I’m running a Wayland-only Plasma setup on Nixpkgs unstable, and all has been working well for the past few months, until suddenly I started getting really strange font rendering issues on electron-based applications. Here’s a good view of the type of thing I’m seeing (notice the uneven rendering on the “TIMELINE” and “OUTLINE” accordions):

My font config adds font packages, but doesn’t attempt to force any settings. I do use NIXOS_OZONE_WL = "1" and ELECTRON_OZONE_PLATFORM_HINT = "wayland"; to force wayland on all Chrome and Electron instances. My Plasma config does use hidpi scaling on some diplays, but I get the same results on all displays, regardless of hidpi. Changing the anti-aliasing settings in the Plasma config doesn’t seem to have any effect one way or another on this particular issue.

Any ideas on what I might try to resolve this?

Same problem here running Hyprland on NixOS. I also tried a bunch of different things like changing fonts and settings. My monitor is 4k 60hz from lg. This problem only occurs in PHP storm and nowhere else. If I terminal besides it with the same font it works just fine.

2025-10-08T12:21:34,722472334+02:00

I have similar problems in VS Code.
In my case, it was due to my Nvidia card. There were no font rendering issues on AMD or Intel.

perchance it could be…

fonts.fontconfig.antialias = false; # default = true

Enable font antialiasing. At high resolution (> 200 DPI), antialiasing has no visible effect; users of such displays may want to disable this option.

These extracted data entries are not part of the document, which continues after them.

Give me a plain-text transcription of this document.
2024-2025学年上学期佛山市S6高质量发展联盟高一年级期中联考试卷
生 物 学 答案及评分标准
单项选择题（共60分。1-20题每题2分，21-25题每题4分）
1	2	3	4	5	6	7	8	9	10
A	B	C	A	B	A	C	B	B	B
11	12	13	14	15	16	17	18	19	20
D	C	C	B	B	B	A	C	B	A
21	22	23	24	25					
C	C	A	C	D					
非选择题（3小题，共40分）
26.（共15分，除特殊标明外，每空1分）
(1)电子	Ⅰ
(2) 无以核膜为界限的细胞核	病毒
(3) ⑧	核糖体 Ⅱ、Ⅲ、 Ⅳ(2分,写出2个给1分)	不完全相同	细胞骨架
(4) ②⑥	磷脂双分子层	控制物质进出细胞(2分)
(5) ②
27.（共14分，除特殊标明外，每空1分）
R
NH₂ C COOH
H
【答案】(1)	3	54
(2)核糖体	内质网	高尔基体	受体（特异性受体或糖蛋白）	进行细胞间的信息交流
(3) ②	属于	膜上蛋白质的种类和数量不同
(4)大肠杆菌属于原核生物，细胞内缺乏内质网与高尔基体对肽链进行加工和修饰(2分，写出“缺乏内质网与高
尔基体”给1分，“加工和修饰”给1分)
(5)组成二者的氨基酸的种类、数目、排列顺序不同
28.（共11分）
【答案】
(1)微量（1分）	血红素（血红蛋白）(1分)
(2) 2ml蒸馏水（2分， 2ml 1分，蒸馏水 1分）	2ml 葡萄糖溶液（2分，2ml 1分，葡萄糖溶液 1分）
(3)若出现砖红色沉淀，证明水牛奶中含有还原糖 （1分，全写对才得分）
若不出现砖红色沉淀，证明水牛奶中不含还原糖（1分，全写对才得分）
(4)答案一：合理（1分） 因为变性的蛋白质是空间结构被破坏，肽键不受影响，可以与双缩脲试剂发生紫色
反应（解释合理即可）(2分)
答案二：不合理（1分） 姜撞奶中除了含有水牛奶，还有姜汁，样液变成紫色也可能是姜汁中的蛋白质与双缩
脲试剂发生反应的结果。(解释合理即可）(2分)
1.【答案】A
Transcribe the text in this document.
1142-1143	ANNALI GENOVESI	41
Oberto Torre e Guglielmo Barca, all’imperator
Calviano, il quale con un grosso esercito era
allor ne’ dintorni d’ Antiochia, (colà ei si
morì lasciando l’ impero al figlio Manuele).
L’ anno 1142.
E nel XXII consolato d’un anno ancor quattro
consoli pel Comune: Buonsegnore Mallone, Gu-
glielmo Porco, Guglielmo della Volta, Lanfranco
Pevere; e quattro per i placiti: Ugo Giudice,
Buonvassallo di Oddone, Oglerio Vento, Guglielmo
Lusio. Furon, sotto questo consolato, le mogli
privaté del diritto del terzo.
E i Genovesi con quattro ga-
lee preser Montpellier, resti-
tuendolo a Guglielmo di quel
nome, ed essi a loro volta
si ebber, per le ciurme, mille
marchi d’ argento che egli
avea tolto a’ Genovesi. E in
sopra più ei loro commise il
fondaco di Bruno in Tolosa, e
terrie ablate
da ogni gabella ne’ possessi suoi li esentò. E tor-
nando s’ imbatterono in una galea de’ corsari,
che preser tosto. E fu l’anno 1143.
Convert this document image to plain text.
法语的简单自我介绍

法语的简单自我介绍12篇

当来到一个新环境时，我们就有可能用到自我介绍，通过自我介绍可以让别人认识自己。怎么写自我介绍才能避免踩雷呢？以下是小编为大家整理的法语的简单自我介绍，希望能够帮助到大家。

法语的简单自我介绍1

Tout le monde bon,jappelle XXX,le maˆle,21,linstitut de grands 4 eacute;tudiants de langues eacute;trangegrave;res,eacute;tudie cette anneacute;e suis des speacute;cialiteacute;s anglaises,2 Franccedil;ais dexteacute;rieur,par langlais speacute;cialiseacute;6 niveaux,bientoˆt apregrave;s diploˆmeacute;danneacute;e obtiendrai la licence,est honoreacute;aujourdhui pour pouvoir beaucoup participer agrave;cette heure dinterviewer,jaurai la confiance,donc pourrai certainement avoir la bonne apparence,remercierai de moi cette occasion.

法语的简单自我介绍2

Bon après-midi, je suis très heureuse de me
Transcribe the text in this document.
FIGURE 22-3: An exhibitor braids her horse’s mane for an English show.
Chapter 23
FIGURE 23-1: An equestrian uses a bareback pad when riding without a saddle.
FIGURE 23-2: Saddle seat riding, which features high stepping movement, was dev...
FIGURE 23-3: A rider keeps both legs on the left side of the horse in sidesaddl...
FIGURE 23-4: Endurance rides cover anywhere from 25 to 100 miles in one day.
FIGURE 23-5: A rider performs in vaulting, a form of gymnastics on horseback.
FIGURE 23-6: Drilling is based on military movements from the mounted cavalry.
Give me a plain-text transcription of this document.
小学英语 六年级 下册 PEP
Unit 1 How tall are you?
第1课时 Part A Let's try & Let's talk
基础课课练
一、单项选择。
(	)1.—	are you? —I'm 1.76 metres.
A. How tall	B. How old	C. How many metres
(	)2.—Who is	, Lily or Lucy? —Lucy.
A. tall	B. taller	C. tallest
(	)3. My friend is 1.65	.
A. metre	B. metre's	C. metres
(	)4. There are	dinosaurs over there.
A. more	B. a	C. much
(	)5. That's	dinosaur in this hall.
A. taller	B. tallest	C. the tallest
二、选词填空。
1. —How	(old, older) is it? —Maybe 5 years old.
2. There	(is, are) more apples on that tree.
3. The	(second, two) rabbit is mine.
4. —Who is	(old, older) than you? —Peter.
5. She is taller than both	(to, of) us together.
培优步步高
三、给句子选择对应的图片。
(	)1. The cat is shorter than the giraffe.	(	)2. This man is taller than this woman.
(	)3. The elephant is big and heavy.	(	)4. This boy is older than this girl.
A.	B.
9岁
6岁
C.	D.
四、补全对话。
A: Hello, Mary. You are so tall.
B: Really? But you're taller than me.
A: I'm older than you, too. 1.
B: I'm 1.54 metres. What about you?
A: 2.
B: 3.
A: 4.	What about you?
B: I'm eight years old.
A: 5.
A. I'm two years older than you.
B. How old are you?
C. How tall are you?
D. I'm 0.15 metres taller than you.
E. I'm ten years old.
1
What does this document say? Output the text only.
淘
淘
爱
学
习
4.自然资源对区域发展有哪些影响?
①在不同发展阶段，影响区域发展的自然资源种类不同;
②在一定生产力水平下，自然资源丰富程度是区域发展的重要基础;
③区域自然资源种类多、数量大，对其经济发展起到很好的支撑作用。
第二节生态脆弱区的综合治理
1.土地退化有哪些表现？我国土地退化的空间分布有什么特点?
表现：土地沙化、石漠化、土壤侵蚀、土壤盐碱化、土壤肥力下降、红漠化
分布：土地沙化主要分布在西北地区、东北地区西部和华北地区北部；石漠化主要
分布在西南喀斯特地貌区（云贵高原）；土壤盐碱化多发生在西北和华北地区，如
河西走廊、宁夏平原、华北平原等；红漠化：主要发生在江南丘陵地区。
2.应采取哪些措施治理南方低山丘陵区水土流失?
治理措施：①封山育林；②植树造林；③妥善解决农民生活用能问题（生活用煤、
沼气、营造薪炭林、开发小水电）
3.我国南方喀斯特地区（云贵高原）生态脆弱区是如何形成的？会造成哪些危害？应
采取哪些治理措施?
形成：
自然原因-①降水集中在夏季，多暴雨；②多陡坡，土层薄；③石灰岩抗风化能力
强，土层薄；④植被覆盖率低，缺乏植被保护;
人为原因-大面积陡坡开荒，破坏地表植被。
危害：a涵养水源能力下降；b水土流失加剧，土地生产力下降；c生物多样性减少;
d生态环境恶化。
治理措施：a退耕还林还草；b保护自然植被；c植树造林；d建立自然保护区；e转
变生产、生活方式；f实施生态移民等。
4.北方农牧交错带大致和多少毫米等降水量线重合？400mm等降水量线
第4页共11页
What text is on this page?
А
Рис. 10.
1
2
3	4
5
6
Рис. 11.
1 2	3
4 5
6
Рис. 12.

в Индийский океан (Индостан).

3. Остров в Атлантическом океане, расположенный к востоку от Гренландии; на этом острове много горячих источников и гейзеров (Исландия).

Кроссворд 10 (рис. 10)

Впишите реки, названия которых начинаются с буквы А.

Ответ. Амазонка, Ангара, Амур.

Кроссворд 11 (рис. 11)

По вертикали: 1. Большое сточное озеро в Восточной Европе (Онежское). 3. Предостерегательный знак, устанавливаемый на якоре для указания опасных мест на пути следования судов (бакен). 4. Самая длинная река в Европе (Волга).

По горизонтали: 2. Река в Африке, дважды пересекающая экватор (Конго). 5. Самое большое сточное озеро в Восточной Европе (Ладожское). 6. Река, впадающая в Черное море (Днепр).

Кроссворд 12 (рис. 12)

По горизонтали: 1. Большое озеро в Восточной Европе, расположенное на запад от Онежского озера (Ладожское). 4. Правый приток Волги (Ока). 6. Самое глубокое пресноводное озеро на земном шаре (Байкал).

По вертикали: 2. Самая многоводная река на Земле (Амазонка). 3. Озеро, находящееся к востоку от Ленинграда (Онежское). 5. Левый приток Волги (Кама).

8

but you should also check out these little guys:

fonts.fontconfig.cache32Bit = true; # default = false

fonts.fontconfig.allowBitmaps
fonts.fontconfig.hinting.*
fonts.fontconfig.subpixel.*

EDIT: oh… you are using wayland, nevermind! i cant read, again! :sweat_smile:

I fixed it with changing my monitor scale back to 1,

From:

monitor = DP-1, 3800x2160@60, 0x1080,  1,5

To:

monitor = DP-1, 3800x2160@60, 0x1080, 1

This fixed the issue for me. And since i used it for a day i think scale 1 is better too.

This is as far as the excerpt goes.